Jacobin Magazine: When Humanitarianism Became Imperialism

The legacy of opposition to the Vietnam War combined with the lack of revolutionary progress in the West produced a new kind of ethos among European leftists. Solidarity with suffering people targeted by state repression, whether in right-wing Nigeria during the Biafran War or in newly communist Vietnam during the “Boat People” crisis, came to take precedence over grudging support for either Soviet or Chinese-aligned governments. This was the moment that gave birth to Doctors Without Borders in France and the Swedish Committee for Afghanistan in Sweden.

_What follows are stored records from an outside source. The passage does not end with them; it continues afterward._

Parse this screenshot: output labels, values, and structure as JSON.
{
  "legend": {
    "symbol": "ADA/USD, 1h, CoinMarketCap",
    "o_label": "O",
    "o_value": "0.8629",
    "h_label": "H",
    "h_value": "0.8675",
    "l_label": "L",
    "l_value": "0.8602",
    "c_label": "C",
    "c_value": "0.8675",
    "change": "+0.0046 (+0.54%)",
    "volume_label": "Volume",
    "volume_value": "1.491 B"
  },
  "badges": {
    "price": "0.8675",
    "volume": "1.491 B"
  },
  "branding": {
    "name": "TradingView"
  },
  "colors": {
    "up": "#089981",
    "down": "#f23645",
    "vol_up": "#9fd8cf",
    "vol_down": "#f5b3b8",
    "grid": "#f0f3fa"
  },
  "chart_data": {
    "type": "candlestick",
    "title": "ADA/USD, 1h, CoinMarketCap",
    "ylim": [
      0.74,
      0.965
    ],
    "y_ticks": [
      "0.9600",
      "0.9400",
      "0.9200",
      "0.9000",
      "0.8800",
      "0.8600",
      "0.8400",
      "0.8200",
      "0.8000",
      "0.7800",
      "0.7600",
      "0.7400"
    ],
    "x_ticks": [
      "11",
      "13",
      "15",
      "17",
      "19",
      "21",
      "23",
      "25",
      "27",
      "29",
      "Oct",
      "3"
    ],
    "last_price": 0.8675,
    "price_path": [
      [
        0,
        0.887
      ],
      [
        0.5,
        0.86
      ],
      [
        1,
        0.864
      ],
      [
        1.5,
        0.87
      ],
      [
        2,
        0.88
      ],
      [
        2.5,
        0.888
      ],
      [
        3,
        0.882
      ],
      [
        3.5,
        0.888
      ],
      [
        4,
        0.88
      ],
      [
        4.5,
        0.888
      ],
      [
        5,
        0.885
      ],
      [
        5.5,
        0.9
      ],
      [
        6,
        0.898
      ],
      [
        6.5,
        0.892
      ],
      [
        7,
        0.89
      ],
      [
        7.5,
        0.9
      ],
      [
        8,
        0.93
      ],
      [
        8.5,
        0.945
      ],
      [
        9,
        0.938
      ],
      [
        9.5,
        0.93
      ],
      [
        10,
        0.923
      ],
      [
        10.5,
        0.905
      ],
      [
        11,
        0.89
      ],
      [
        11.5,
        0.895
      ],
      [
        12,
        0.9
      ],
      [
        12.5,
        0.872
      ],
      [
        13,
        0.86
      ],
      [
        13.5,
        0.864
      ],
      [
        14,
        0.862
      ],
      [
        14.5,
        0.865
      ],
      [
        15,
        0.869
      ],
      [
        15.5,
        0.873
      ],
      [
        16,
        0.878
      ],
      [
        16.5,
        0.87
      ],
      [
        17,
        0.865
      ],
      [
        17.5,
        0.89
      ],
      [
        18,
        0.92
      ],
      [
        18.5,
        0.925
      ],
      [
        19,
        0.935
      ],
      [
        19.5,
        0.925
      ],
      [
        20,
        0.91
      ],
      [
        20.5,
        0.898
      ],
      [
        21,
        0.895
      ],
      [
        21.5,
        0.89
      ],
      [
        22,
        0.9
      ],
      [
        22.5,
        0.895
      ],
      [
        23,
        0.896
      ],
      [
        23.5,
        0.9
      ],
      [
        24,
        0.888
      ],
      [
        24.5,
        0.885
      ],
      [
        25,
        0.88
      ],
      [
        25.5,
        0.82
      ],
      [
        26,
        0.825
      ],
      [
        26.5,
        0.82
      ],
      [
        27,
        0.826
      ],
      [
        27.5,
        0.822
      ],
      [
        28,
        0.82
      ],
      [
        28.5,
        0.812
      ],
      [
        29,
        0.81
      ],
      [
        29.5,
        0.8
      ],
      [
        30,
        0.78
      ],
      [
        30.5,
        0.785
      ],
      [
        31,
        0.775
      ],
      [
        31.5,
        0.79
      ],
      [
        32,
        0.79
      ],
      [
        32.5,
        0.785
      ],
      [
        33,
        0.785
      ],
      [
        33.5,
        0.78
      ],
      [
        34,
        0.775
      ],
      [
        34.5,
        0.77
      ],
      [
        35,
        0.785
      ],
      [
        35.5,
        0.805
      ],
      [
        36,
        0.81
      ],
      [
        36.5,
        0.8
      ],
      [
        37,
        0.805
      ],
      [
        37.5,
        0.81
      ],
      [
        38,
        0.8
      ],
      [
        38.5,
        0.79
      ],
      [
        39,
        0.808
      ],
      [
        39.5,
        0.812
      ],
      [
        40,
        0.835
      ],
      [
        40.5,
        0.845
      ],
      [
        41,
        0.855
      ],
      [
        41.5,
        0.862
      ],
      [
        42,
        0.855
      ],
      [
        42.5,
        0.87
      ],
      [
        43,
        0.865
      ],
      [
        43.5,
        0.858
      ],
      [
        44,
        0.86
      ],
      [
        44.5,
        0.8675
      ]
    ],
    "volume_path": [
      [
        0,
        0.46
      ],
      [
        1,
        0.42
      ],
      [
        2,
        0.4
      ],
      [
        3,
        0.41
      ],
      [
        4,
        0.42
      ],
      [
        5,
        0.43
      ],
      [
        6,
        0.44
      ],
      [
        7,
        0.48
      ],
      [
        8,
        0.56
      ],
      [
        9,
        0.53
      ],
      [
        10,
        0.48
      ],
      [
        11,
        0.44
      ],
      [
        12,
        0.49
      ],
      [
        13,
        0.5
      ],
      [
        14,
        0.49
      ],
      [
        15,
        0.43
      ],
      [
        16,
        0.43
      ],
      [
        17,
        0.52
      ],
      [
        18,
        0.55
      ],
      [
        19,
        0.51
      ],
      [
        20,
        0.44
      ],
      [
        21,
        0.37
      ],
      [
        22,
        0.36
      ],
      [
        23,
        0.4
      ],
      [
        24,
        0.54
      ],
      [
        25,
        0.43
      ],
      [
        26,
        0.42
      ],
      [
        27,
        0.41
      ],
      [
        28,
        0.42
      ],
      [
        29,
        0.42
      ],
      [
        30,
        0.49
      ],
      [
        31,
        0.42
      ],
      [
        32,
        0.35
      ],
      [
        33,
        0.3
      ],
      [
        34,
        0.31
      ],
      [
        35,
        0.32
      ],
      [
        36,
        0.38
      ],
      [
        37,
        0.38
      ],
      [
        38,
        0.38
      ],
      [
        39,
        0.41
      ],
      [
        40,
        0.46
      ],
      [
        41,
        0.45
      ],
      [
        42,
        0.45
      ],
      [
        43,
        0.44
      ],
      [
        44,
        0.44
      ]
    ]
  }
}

Both groups opposed Soviet intervention as imperialist and, eventually, supported the Islamist insurgency as a genuine expression of the popular will. Their powerful lobbying in their home countries and the United Nations meshed neatly with US foreign policy priorities, expressed most concisely in Carter national security adviser Zbygnew Brzezinski’s words, “we now have the opportunity of giving to the USSR its Vietnam War.” But the NGOs also helped the mujahidin directly, providing them with industrial equipment and embedding with them to spread their message to sympathetic Western audiences. [...]

Though the extreme version of the argument  — that we must support any regime that resists US imperialism, no matter how authoritarian, or, increasingly, neoliberal — is uncommon, we are routinely asked to stand in solidarity with Assad and Yanukovych. This echoes all the perversities of the Soviet stance: the defense of sovereignty is held to justify territorial annexation, partition by proxy forces, and the mass killing of civilians.